Fonte desta imagem: http://www.pelotas.rs.gov.br/sanep/museu-do-saneamento/agua/companhia-hidraulica-pelotense/

Trecho extraído de: SILVEIRA, Aline Montagna da. De fontes e aguadeiros à penas d'água: reflexões sobre o sistema de abastecimento de água e as transformações da arquitetura residencial no final do século XIX em Pelotas-RS. São Paulo: Tese de Doutoramento do Programa de Pós-Graduação em Arquitetura e Urbanismo da Faculdade de Arquitetura da USP (Orientadora: Profa. Dra. Beatriz Mugayar Kühl), 2009, p. 147-152.

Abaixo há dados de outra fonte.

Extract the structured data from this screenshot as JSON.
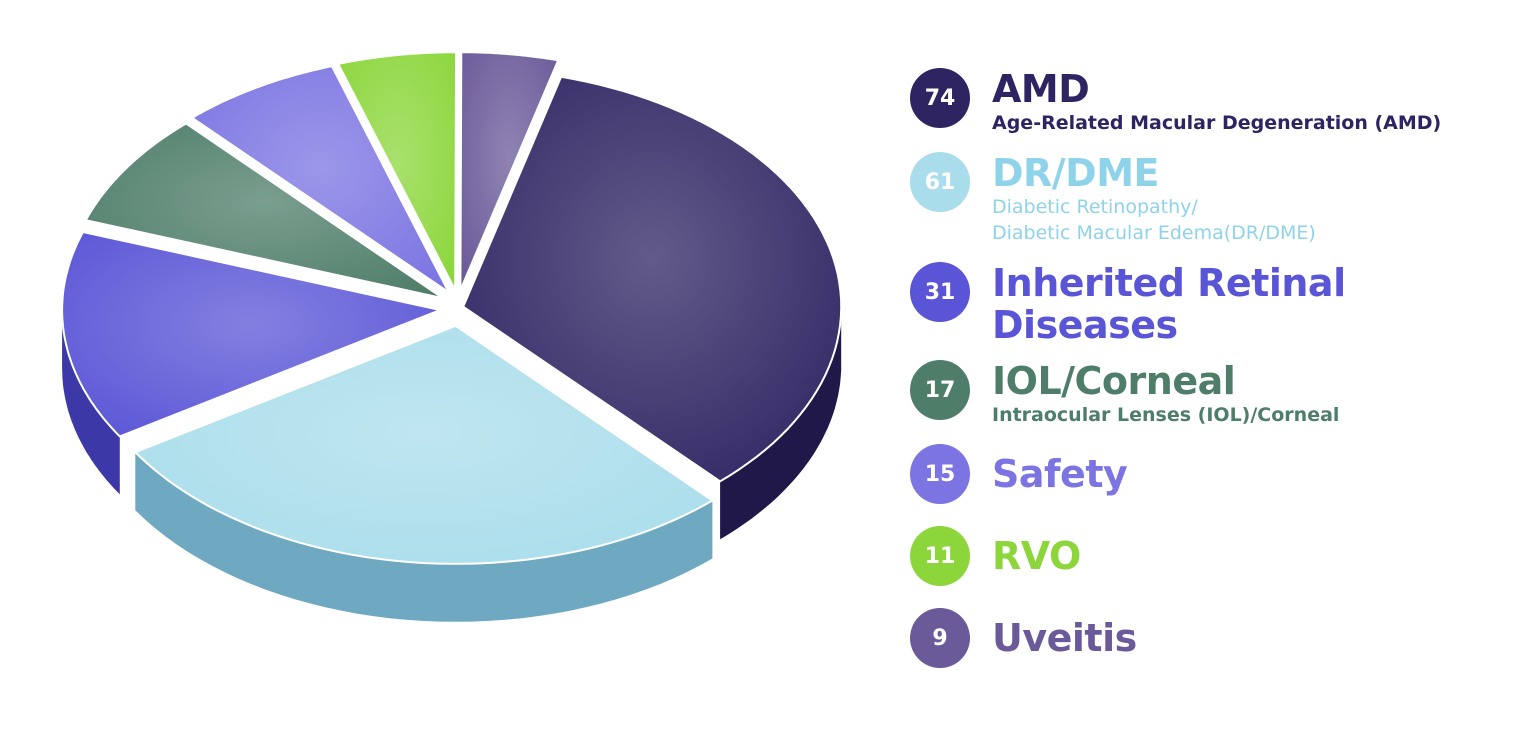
{
  "chart_data": {
    "type": "pie",
    "title": "",
    "style": "3d-exploded",
    "slices": [
      {
        "key": "amd",
        "value": 74,
        "label": "AMD",
        "description": "Age-Related Macular Degeneration (AMD)",
        "color": "#2E2462",
        "dark": "#1F1848"
      },
      {
        "key": "drdme",
        "value": 61,
        "label": "DR/DME",
        "description": "Diabetic Retinopathy/ Diabetic Macular Edema(DR/DME)",
        "description_lines": [
          "Diabetic Retinopathy/",
          "Diabetic Macular Edema(DR/DME)"
        ],
        "color": "#A9DDEB",
        "dark": "#6FA9C1"
      },
      {
        "key": "ird",
        "value": 31,
        "label": "Inherited Retinal Diseases",
        "label_lines": [
          "Inherited Retinal",
          "Diseases"
        ],
        "color": "#5A55D6",
        "dark": "#3C38A8"
      },
      {
        "key": "iol",
        "value": 17,
        "label": "IOL/Corneal",
        "description": "Intraocular Lenses (IOL)/Corneal",
        "color": "#4E7D69",
        "dark": "#3A5E4F"
      },
      {
        "key": "safety",
        "value": 15,
        "label": "Safety",
        "color": "#7B74E2",
        "dark": "#5750B8"
      },
      {
        "key": "rvo",
        "value": 11,
        "label": "RVO",
        "color": "#8CD63C",
        "dark": "#66A627"
      },
      {
        "key": "uveitis",
        "value": 9,
        "label": "Uveitis",
        "color": "#6A5A99",
        "dark": "#4D4175"
      }
    ],
    "legend_position": "right"
  },
  "legend": {
    "title_colors": {
      "amd": "#2E2462",
      "drdme": "#8FD3EA",
      "ird": "#5A55D6",
      "iol": "#4E7D69",
      "safety": "#7B74E2",
      "rvo": "#8CD63C",
      "uveitis": "#6A5A99"
    },
    "sub_colors": {
      "amd": "#2E2462",
      "drdme": "#8FD3EA",
      "iol": "#4E7D69"
    }
  }
}
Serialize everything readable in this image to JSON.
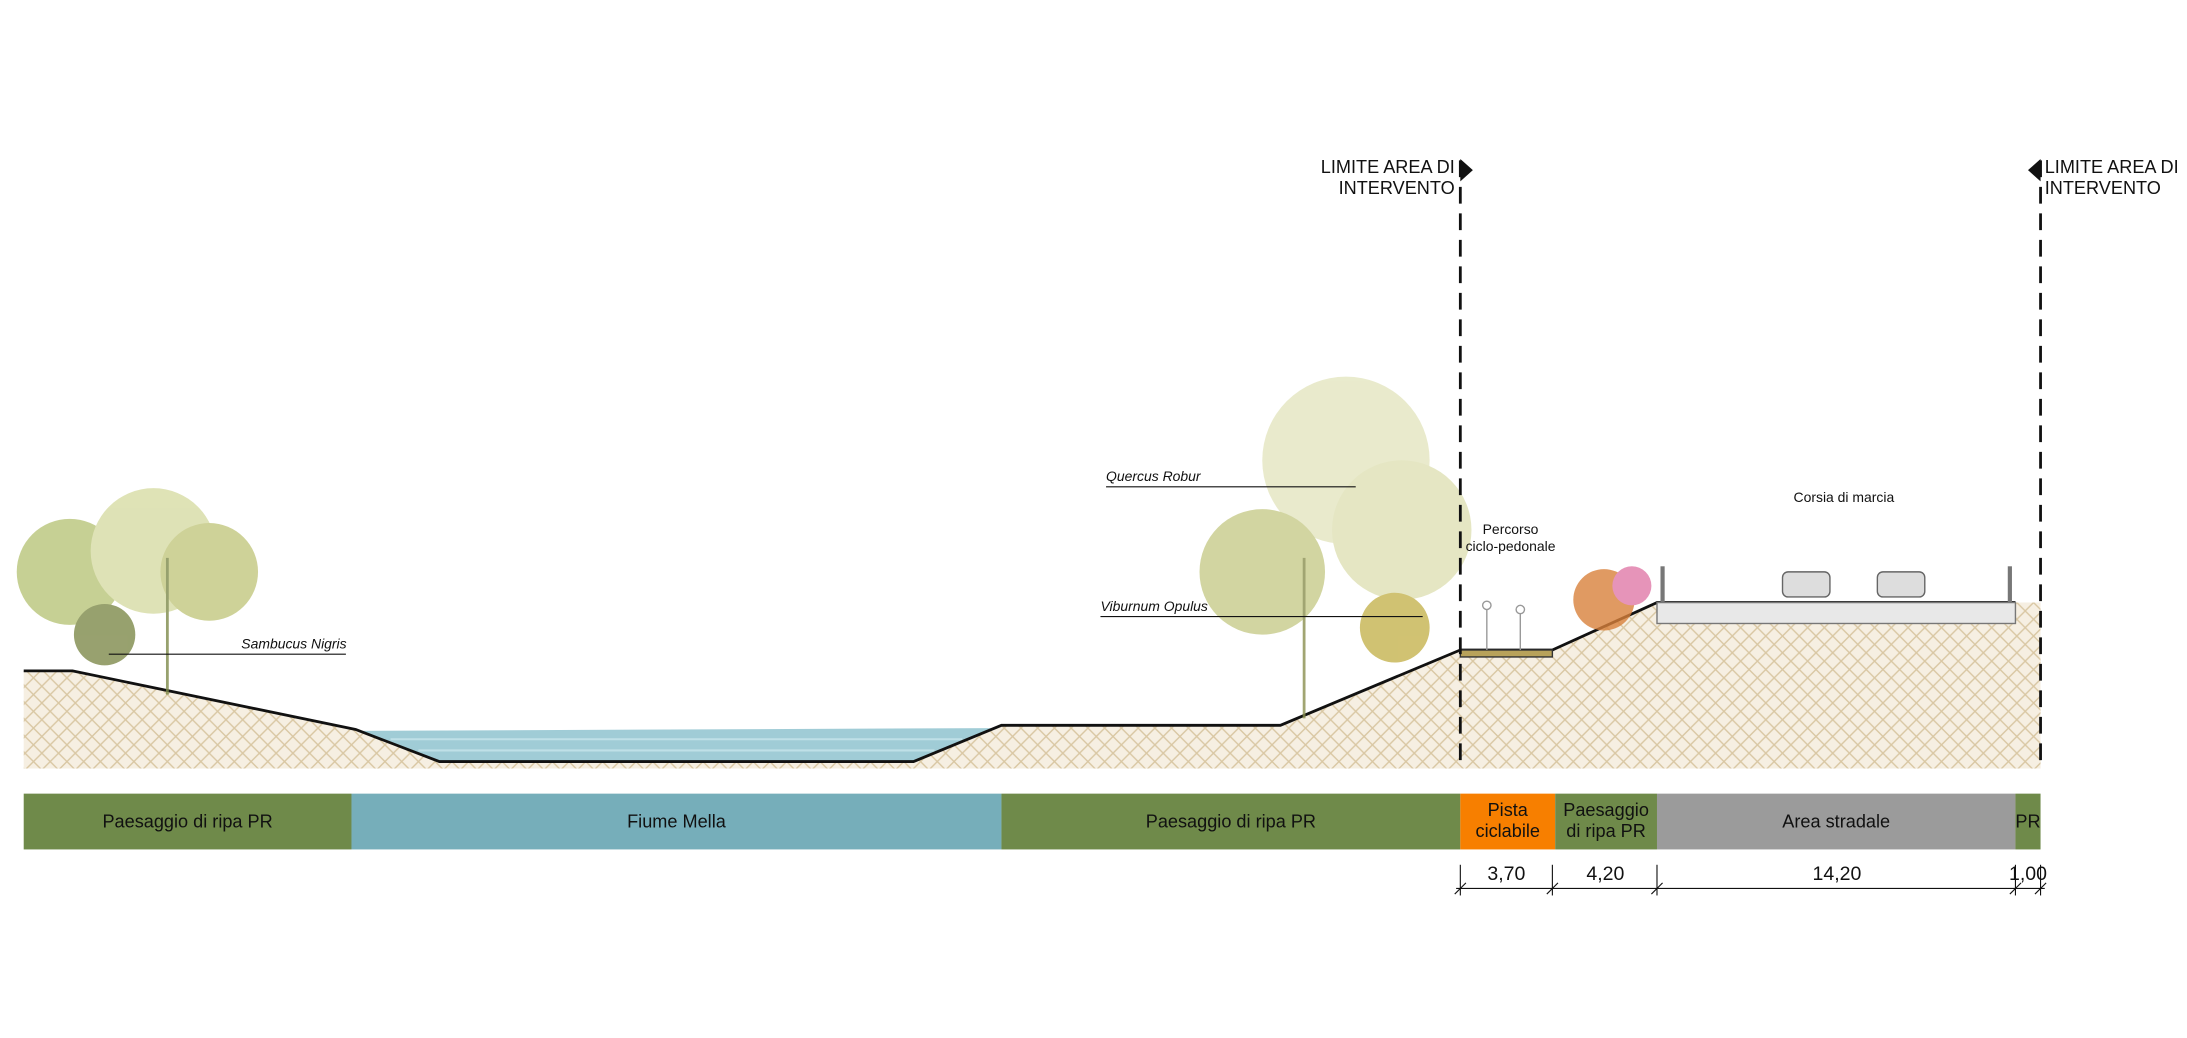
{
  "limits": [
    {
      "lines": [
        "LIMITE AREA DI",
        "INTERVENTO"
      ]
    },
    {
      "lines": [
        "LIMITE AREA DI",
        "INTERVENTO"
      ]
    }
  ],
  "plants": [
    "Sambucus Nigris",
    "Quercus Robur",
    "Viburnum Opulus"
  ],
  "annotations": {
    "path": [
      "Percorso",
      "ciclo-pedonale"
    ],
    "lane": "Corsia di marcia"
  },
  "zones": [
    {
      "lines": [
        "Paesaggio di ripa PR"
      ]
    },
    {
      "lines": [
        "Fiume Mella"
      ]
    },
    {
      "lines": [
        "Paesaggio di ripa PR"
      ]
    },
    {
      "lines": [
        "Pista",
        "ciclabile"
      ]
    },
    {
      "lines": [
        "Paesaggio",
        "di ripa PR"
      ]
    },
    {
      "lines": [
        "Area stradale"
      ]
    },
    {
      "lines": [
        "PR"
      ]
    }
  ],
  "dimensions": [
    "3,70",
    "4,20",
    "14,20",
    "1,00"
  ]
}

"A COMPANHIA HIDRÁULICA PELOTENSE

O contrato do abastecimento de água potável de Pelotas foi finalmente efetivado em 1871, com o empresário Hygino Corrêa Durão, comerciante da cidade de Rio Grande. Mas a transição para o novo sistema de abastecimento ocorreu lentamente. Ainda no mês de janeiro deste ano a Câmara Municipal previa despesas com a abertura de cacimbas para o abastecimento de água potável na cidade. Nesse período esteve em Pelotas o viajante Augusto de Pinho que, entre suas impressões do local, destacou o abastecimento de água da cidade. O relato do viajante apontava que “a água de que aí se faz uso é da chuva; conduzida dos telhados e das sotéias, há umas cisternas feitas de tijolo e terra romana a que dão o nome de algibes”. Além disso, Pinho comentava a incorporação de uma companhia, com o objetivo de abastecer a cidade com água potável e citava, ainda, a excelente qualidade da água que serviria à cidade. Esse período coincide com o surgimento da Companhia Hidráulica Pelotense. O relatório da Presidência da Província de 1871 registrava que o contrato para o abastecimento de água de Pelotas fora firmado em dez de maio deste ano, com Hygino Corrêa Durão, que apresentou a proposta mais favorável para a execução do serviço. O relato do Presidente destacava que estava definida “a realização de uma das mais urgentes necessidades daquela importante cidade”. O contrato firmado entre o empresário e a província estabelecia as obrigações do contratante, definindo as diretrizes essenciais para a implantação do sistema de abastecimento de água da cidade.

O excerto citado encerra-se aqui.